I have several word embeddings and I want to take weighed sum of them and use the result as regular one. One thing is I want to train those weights when each word has its own weight.
To do that I define weight matrix and embedding variable.
self.embeds_stacked = torch.tensor(np.stack(embeddings, axis=2), dtype=torch.float).cuda()
self.embed_coeffs = torch.tensor(np.ones(shape=(max_features, len(embeddings)))/len(embeddings),
self.embed_coeffs = nn.Parameter(self.embed_coeffs, requires_grad=True)
self.embedding = nn.Embedding(max_features, embed_size)

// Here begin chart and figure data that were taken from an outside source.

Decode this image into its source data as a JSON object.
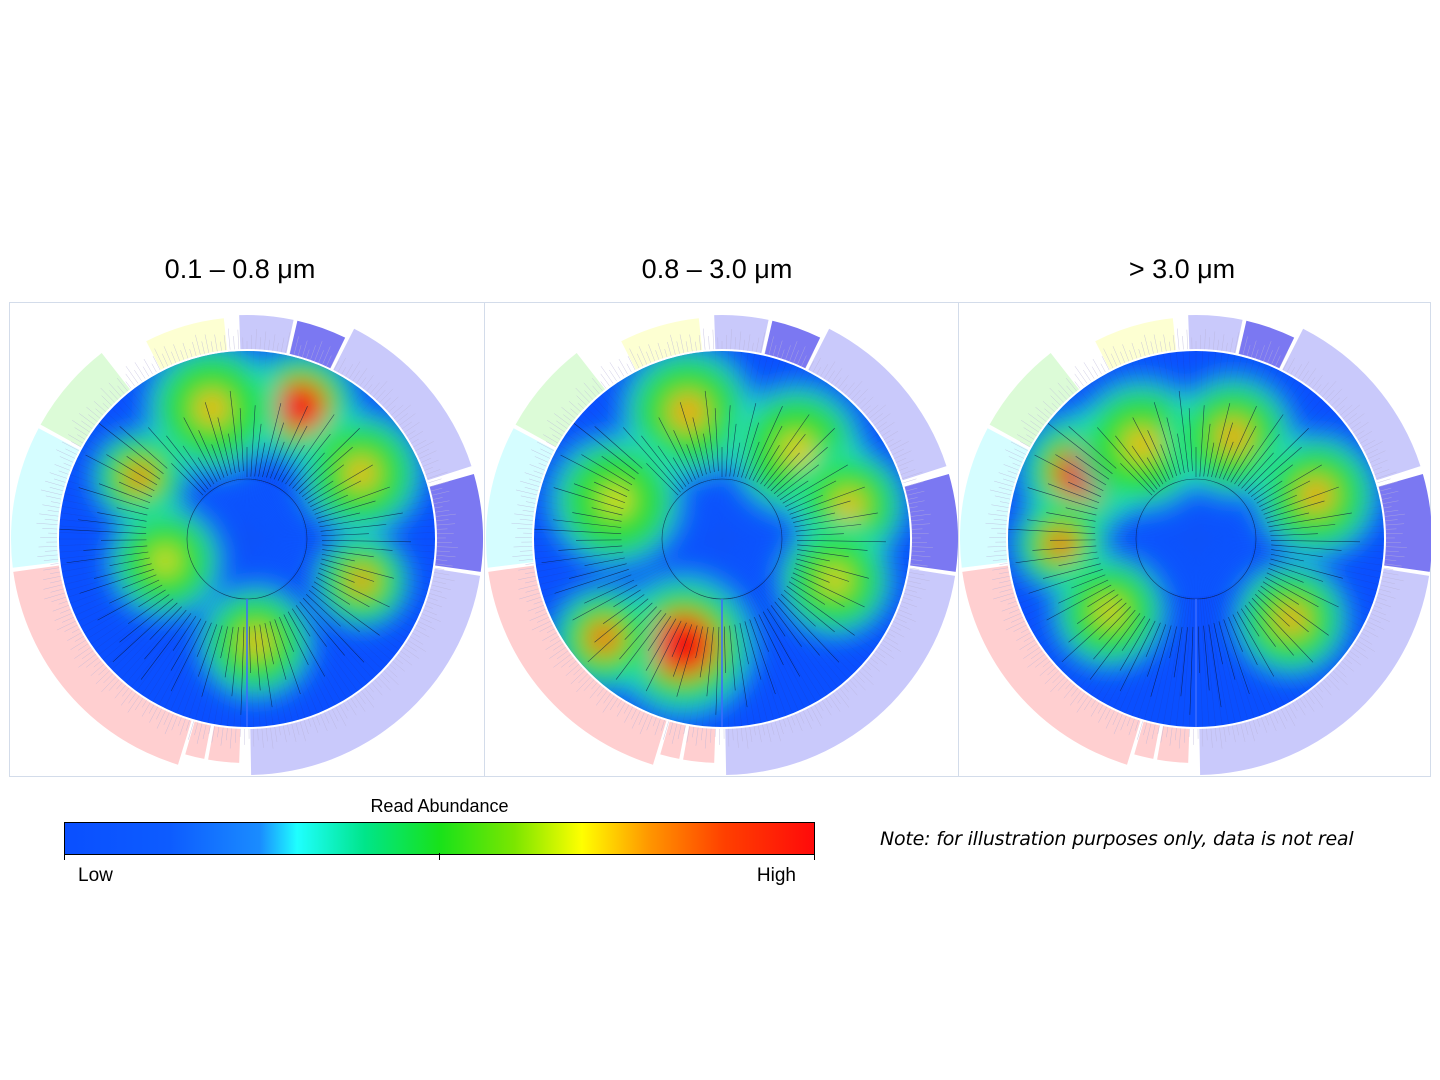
{
  "panels": [
    {
      "title": "0.1 – 0.8 μm",
      "hotspots": [
        {
          "angle": 22,
          "r": 0.76,
          "level": 1.0,
          "spread": 0.12
        },
        {
          "angle": 345,
          "r": 0.72,
          "level": 0.55,
          "spread": 0.14
        },
        {
          "angle": 300,
          "r": 0.66,
          "level": 0.7,
          "spread": 0.1
        },
        {
          "angle": 60,
          "r": 0.7,
          "level": 0.55,
          "spread": 0.13
        },
        {
          "angle": 110,
          "r": 0.65,
          "level": 0.65,
          "spread": 0.1
        },
        {
          "angle": 175,
          "r": 0.55,
          "level": 0.55,
          "spread": 0.12
        },
        {
          "angle": 255,
          "r": 0.45,
          "level": 0.45,
          "spread": 0.12
        }
      ]
    },
    {
      "title": "0.8 – 3.0 μm",
      "hotspots": [
        {
          "angle": 200,
          "r": 0.6,
          "level": 1.0,
          "spread": 0.15
        },
        {
          "angle": 230,
          "r": 0.82,
          "level": 0.75,
          "spread": 0.11
        },
        {
          "angle": 345,
          "r": 0.7,
          "level": 0.6,
          "spread": 0.14
        },
        {
          "angle": 40,
          "r": 0.62,
          "level": 0.5,
          "spread": 0.14
        },
        {
          "angle": 75,
          "r": 0.7,
          "level": 0.55,
          "spread": 0.12
        },
        {
          "angle": 110,
          "r": 0.64,
          "level": 0.5,
          "spread": 0.12
        },
        {
          "angle": 290,
          "r": 0.6,
          "level": 0.45,
          "spread": 0.14
        }
      ]
    },
    {
      "title": "> 3.0 μm",
      "hotspots": [
        {
          "angle": 300,
          "r": 0.7,
          "level": 1.0,
          "spread": 0.13
        },
        {
          "angle": 268,
          "r": 0.72,
          "level": 0.75,
          "spread": 0.1
        },
        {
          "angle": 330,
          "r": 0.58,
          "level": 0.55,
          "spread": 0.14
        },
        {
          "angle": 20,
          "r": 0.58,
          "level": 0.6,
          "spread": 0.13
        },
        {
          "angle": 70,
          "r": 0.68,
          "level": 0.6,
          "spread": 0.13
        },
        {
          "angle": 130,
          "r": 0.66,
          "level": 0.6,
          "spread": 0.12
        },
        {
          "angle": 230,
          "r": 0.6,
          "level": 0.5,
          "spread": 0.12
        }
      ]
    }
  ],
  "legend": {
    "title": "Read Abundance",
    "low_label": "Low",
    "high_label": "High"
  },
  "note": "Note: for illustration purposes only, data is not real",
  "colors": {
    "background_blue": "#0a4fff",
    "clade_purple": "#c9c9fb",
    "clade_purple_dark": "#7b78f2",
    "clade_pink": "#ffcfd0",
    "clade_cyan": "#d5fdff",
    "clade_green": "#dcfbd7",
    "clade_yellow": "#fdffd2"
  }
}
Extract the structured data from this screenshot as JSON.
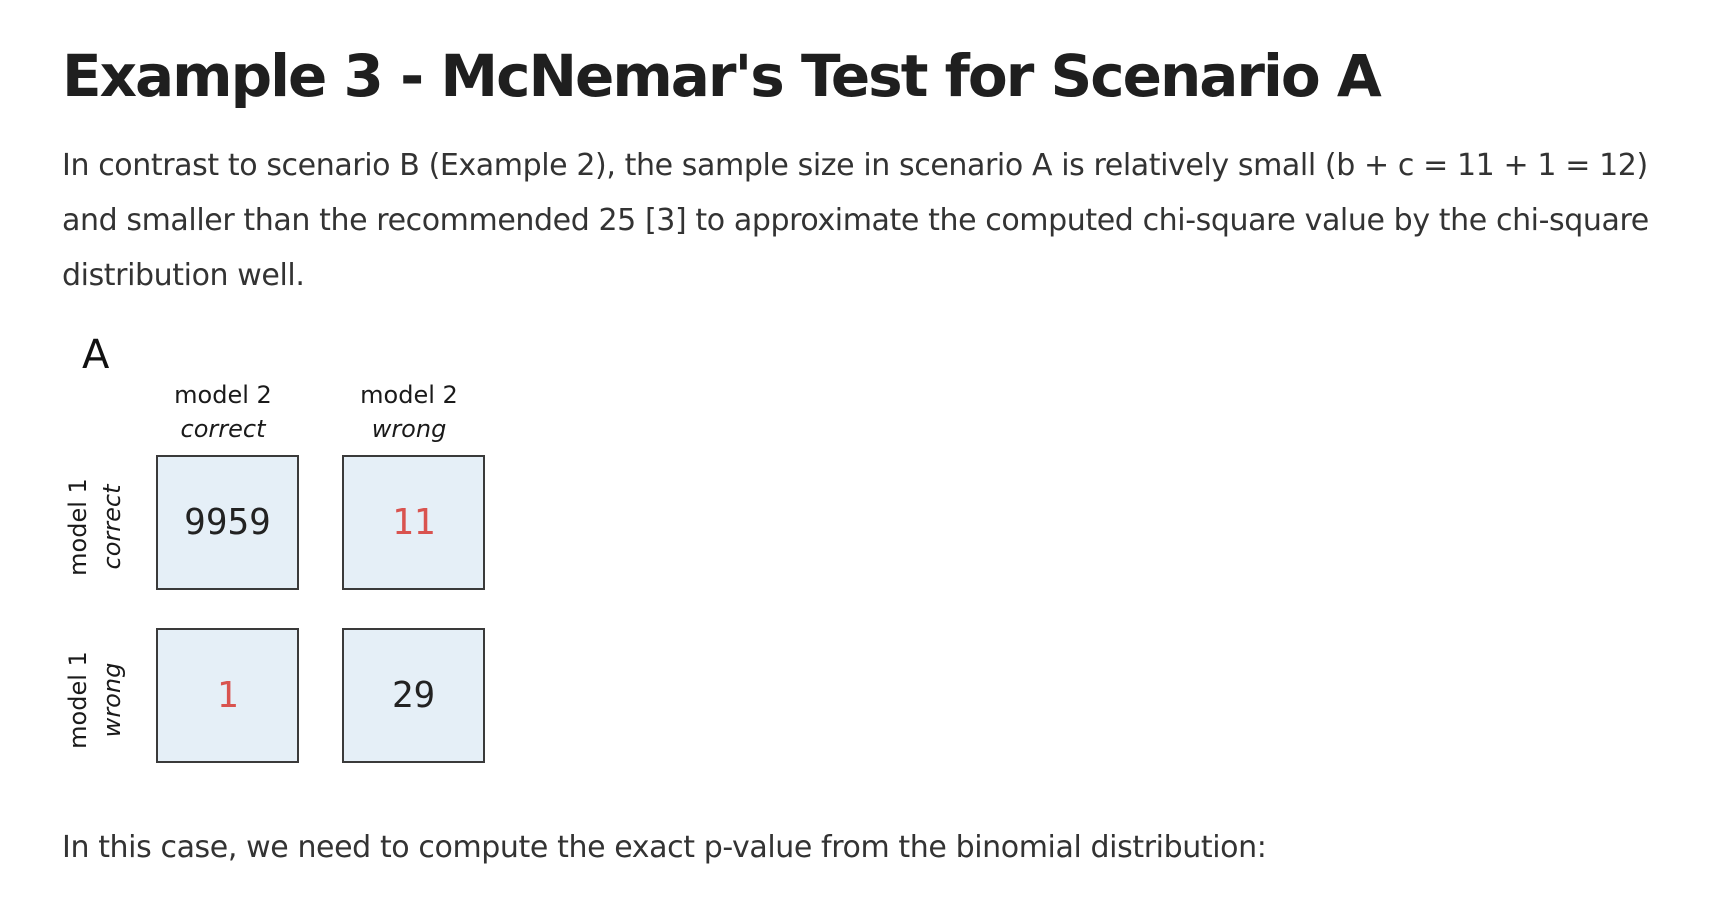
{
  "title": "Example 3 - McNemar's Test for Scenario A",
  "intro": "In contrast to scenario B (Example 2), the sample size in scenario A is relatively small (b + c = 11 + 1 = 12) and smaller than the recommended 25 [3] to approximate the computed chi-square value by the chi-square distribution well.",
  "figure": {
    "panel": "A",
    "columns": [
      {
        "label": "model 2",
        "sub": "correct"
      },
      {
        "label": "model 2",
        "sub": "wrong"
      }
    ],
    "rows": [
      {
        "label": "model 1",
        "sub": "correct"
      },
      {
        "label": "model 1",
        "sub": "wrong"
      }
    ],
    "cells": {
      "correct_correct": "9959",
      "correct_wrong": "11",
      "wrong_correct": "1",
      "wrong_wrong": "29"
    },
    "highlight_color": "#d9534f",
    "cell_color": "#e5eff7"
  },
  "outro": "In this case, we need to compute the exact p-value from the binomial distribution:"
}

self.embedding.weight.requires_grad = False
Where “embeddings” is list of embedding matrices, max_features is number of words (all embeddings have same dimensionality). embeds_stack has (max_features, embedding_size, K) dimensionality,
During forward step I just use einsum to get weighted sum along axes and assign weighted values to embedding variable. After that I use it as regular embedding.
embeds_weighed = torch.einsum(‘ijk,ik->ij’, self.embeds_stacked, self.embed_coeffs)
self.embedding.weight.data = embeds_weighed
h_embedding = self.embedding(x)
However, embedding coefficients stay same across training.
Is there any option to fix that?
Thanks in advance!